Brinsley looks horrified. “No, I have a boyfriend. Plus, he’s at least ten years older than me, which I find a bridge too far. Add that he was actually my teacher once upon a time makes the whole thing a massive no.”
“Fair enough.”
“I was going to say, that’s you now.” Brin gives me a pointed look. “You’re the teacher all the girls are gonna fancy.”
“I can’t see how that’s a good thing.” And I remember the French teacher saying a similar thing.
“It’s fine if you don’t do anything about it.”
I can’t keep the grimace off my face, and Brinsley laughs maniacally.
“Your face.
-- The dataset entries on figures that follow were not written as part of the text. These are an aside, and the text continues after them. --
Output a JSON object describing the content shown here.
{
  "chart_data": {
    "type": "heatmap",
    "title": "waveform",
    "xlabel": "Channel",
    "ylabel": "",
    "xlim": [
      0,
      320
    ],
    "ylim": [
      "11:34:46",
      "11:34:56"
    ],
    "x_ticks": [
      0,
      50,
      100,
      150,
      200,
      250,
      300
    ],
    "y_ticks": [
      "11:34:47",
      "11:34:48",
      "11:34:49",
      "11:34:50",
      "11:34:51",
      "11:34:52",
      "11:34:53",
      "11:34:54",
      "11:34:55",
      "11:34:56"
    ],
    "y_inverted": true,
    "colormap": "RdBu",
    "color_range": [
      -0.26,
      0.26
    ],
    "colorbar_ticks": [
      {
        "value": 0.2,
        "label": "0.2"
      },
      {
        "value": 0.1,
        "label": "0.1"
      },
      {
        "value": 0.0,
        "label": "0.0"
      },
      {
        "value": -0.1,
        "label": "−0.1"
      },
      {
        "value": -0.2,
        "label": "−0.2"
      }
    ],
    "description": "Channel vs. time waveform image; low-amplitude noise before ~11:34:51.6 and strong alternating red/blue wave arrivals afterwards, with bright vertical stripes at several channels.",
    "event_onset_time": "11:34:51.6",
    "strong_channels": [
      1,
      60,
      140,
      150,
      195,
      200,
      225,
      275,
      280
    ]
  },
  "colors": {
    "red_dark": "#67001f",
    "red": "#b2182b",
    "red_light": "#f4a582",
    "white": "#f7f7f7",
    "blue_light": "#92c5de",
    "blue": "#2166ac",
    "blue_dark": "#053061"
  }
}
Myles, you’re too good for this world.”
“I think not pursuing a student just makes me an average member of society.”
“Bare minimum.” She points her fork at me. “Valid.”
Shirley, in a form fitting burgundy pant suit, suddenly appears and slides into a free seat. “I know this is just gonna make my Brinsley roll her eyes, but this is so nice.”
I chuckle, and sure enough, Brin rolls her eyes like a teenager. “I’m glad there’s familiar faces here,” I admit.
“I agree,” Brin says with a forkful of pasta halfway to her mouth, “even if one of them is my mother.”
Shirley swats her daughter’s arm. “Before I forget—Myles, our next family meal is the first week of October for Brian’s birthday. It’s the first Sunday, so make sure you keep the day free.
I mark it in the calendar on my phone to appear contrite. “Noted.” I might have to be dragged to it by my ears, though.
“Good lad. How’s your first day going? I didn’t see you at break time.”
I’d hidden in my classroom at break to give myself fifteen minutes to breathe. I’d also seen Emily the French teacher prowling the halls and wasn’t mentally prepared to be hit on like she had done nearly every day last week while I was settling in. I’d shoved my earphones in and pretended to be deep in concentration when she ambled past. Didn’t stop her from knocking the door, though. I pretended not to hear her.
“Yeah, fine. Good. Overwhelming, but fine so far.”
“When don’t you have any classes?”
“Tomorrow before break, Thursday after break, and Monday middle period.”
Brinsley’s mouth falls. “You have six free hours a week?”
Brinsley is an English teacher, which means she has two classes per year group, and multiple lessons with them a week. At least three hours, as it’s a core subject. Art is not a core subject and is only an elective for GCSE students.
Shirley leans in and mutters something to Brin, which I imagine to be along the lines of the fact that I am undoubtedly paid less for the pleasure. When Shirley pulls back, Brin seems suitably scorned.
“I also have Thursday afternoons free, so if you ever want to stop by my office, feel free.”
Given the lack of a mother figure in my childhood, I’m grateful for the offer and likely to take her up on it. “Thanks, Shirl.”